10:17 AM
@Oddthinking On that "Magnetic vaccines"§ thing: Votes are harsh & "the pattern". "Fact-checkers" of that quality: third hand ad-auctoritas persuaders at best, the usual, since '20 & in bad reputation.
What else in As? Perhaps looking at the better made claims that float around, not just "aw, that nut-job does… shootemdown". EG those 'theorists' that rely on pubmed.ncbi.nlm.nih.gov/22848170 or henrymakow.com/2021/06/-dr-jane-ruby-warns.html chemicell.com/home/index.html genengnews.com/topics/omics/…
chemicell.com/products/Magnetofection/… europepmc.org/article/CBA/601211 nature.com/articles/3301624
But it is exactly 'the pattern' I describe & lament: ideological trench warfare when it comes to vaccines.
2 hours later…
12:06 PM
@LаngLаngС Sure. The original SE developers strove for upvotes and comment likes to be anonymous, and "thank yous" to be deprecated. I sometimes feel that decision exaggerates the size of small disagreements. I especially want the ability to publicly like a comment or edit.

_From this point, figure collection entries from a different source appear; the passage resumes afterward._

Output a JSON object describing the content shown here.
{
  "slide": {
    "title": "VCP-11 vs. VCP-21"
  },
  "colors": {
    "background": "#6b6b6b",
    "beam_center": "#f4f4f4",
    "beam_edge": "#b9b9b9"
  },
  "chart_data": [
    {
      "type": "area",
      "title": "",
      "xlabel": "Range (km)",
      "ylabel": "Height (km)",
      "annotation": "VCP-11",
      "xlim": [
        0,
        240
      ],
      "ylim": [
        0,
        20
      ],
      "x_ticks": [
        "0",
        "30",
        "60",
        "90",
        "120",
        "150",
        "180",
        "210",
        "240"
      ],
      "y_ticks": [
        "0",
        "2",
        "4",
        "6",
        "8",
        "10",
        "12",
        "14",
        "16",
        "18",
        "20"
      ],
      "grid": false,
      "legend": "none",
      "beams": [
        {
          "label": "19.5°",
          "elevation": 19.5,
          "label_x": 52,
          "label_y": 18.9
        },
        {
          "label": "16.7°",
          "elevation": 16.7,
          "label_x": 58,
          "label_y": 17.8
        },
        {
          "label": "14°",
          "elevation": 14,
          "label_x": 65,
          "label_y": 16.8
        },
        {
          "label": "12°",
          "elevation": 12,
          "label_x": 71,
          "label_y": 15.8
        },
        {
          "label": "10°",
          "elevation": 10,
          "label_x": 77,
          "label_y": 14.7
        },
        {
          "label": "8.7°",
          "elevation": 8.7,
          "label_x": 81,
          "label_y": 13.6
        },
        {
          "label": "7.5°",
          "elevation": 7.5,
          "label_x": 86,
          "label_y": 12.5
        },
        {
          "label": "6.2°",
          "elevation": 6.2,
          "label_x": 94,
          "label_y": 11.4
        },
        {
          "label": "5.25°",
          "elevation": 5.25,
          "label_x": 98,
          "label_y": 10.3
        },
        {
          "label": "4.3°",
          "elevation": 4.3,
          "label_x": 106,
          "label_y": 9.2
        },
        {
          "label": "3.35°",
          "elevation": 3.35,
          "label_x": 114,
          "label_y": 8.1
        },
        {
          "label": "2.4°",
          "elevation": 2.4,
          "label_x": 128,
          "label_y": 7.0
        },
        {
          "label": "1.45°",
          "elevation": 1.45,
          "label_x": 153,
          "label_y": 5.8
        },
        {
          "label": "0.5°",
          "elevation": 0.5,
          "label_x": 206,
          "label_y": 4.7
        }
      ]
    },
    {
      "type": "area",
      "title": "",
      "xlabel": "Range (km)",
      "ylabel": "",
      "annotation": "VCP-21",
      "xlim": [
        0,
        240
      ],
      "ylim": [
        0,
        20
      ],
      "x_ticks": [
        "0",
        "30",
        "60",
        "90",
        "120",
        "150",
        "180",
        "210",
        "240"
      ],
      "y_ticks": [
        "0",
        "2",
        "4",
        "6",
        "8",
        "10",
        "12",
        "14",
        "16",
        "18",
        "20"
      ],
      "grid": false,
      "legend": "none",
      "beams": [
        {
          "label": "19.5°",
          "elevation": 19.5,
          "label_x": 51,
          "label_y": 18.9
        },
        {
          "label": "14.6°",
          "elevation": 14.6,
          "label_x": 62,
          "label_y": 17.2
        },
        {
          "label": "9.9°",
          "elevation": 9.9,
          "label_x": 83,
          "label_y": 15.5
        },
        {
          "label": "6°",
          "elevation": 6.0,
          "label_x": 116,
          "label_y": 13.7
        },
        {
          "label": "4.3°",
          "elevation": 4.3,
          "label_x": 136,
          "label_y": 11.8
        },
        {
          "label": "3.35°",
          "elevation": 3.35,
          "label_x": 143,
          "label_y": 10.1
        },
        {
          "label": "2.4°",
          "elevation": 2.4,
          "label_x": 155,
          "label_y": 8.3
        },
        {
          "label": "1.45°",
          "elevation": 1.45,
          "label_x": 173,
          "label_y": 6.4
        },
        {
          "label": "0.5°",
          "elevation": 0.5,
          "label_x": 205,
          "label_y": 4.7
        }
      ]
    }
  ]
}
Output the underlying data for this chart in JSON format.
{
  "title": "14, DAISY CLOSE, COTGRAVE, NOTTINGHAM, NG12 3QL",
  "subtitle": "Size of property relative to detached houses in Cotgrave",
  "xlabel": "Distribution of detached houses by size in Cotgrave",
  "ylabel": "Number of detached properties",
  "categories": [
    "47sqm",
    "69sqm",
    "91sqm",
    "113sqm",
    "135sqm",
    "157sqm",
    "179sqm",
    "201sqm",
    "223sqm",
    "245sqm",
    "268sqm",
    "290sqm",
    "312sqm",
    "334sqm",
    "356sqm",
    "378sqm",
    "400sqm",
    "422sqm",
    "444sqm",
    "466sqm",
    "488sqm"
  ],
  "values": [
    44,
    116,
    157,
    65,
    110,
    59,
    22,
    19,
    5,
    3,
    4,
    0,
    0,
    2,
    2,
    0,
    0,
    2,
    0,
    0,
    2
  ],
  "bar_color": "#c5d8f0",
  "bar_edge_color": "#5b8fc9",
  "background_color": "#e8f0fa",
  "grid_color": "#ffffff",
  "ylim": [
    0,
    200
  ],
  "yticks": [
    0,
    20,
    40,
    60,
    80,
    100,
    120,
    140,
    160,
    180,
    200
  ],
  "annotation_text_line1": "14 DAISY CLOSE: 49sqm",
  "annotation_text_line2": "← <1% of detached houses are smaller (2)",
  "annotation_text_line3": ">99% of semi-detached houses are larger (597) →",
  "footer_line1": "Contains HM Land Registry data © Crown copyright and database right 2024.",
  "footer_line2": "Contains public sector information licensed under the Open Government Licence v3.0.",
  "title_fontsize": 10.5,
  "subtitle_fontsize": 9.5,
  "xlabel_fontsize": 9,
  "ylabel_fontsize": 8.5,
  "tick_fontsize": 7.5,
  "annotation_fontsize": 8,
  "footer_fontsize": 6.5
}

@LаngLаngС I am confused here. It reads like you endorse the claim that vaccines cause you to become magnetic. I don't believe that is the case, so I am not sure what you are endorsing.
@LаngLаngС I see this magnetism claim as very much a leap from the old-school "Look at my supernatural ability to stick metal to my body" to the anti-vax camp. I hadn't heard the idea that vaccines turn you magnetic until this year.
12:37 PM
Magnetic may be old news as such. But when people then use articles like those about magnetofection tech being explored, they have a totally different web of rationales in place. That is not 'sciences that underpins' but 'science used as interpreted'. The mentioned web may be full of errors and non sequiturs. But if these articles are used those need to be taken at serious face value and weighed against the other arguments.
What I see with most 'fact checkers': take the most ridiculous part, then throw something at it, get an 'expert' testimonial. That's ideal for talking past each other.
Take Coronavirus: Outcry after Trump suggests injecting disinfectant as treatment, where it is absolutely clear in the body text that it is a active listening question, explorative, and working with analogy; not what the headline made of it.
Below the magQ you commented "already have an answer" (meaning the Reuters 'fact-check'?)
Do we have any policy on that?
Do we have any policy on that?
That's not a very good policy per se on HSE, and cannot be read as 'that should suffice in any case'. Its main intention is to nudge people to research their Qs beforehand and document that within the post.
For SekpticsSE, I see that sometimes an answer is basically "Snopes did that already and here's it".
This is x-hand info, relies on authority of the nth degree, the fact-checking is often very sloppy (there are good ones, TBS, but at least we have not the slightest guarantee for any case)—and in the last year was very often quite 'motivated'.
12:54 PM
@Oddthinking Well, are we drawn in when reading stuff like this henrymakow.com/2021/06/-dr-jane-ruby-warns.html ? For some it is exactly underpinned by that. IDK how popular that is now. And I agree that we cannot cover absolutely all angles. But that one seems quite big right now?
4 hours later…
4:41 PM
@LаngLаngС The answers should provide more robust references than the question. If the question provides high-quality references debunking the nonsense (as the magnetism one did), it makes it much tougher to answer. At some point you are left asking the OP "Why don't you believe the sources you are quoting?"
2 hours later…
6:23 PM
@Oddthinking Nothing "relitigating"; just illustration (and imo pretty self-evident) that reliance on the label 'fact-checker' is misguided (and some so called outright fraudulent as well). Illustration for x-hand level information, of chinese whispers.
@Oddthinking Not 'banned' (way too radical) just encouraging users to try to avoid using that as primary point in any A. I'd allow an A to contain theory, math, own research, logic etc. But: we do not allow logic as the sole basis for an answer More like that for 'fact-checking'-sites shouldn't be your only material you use as references?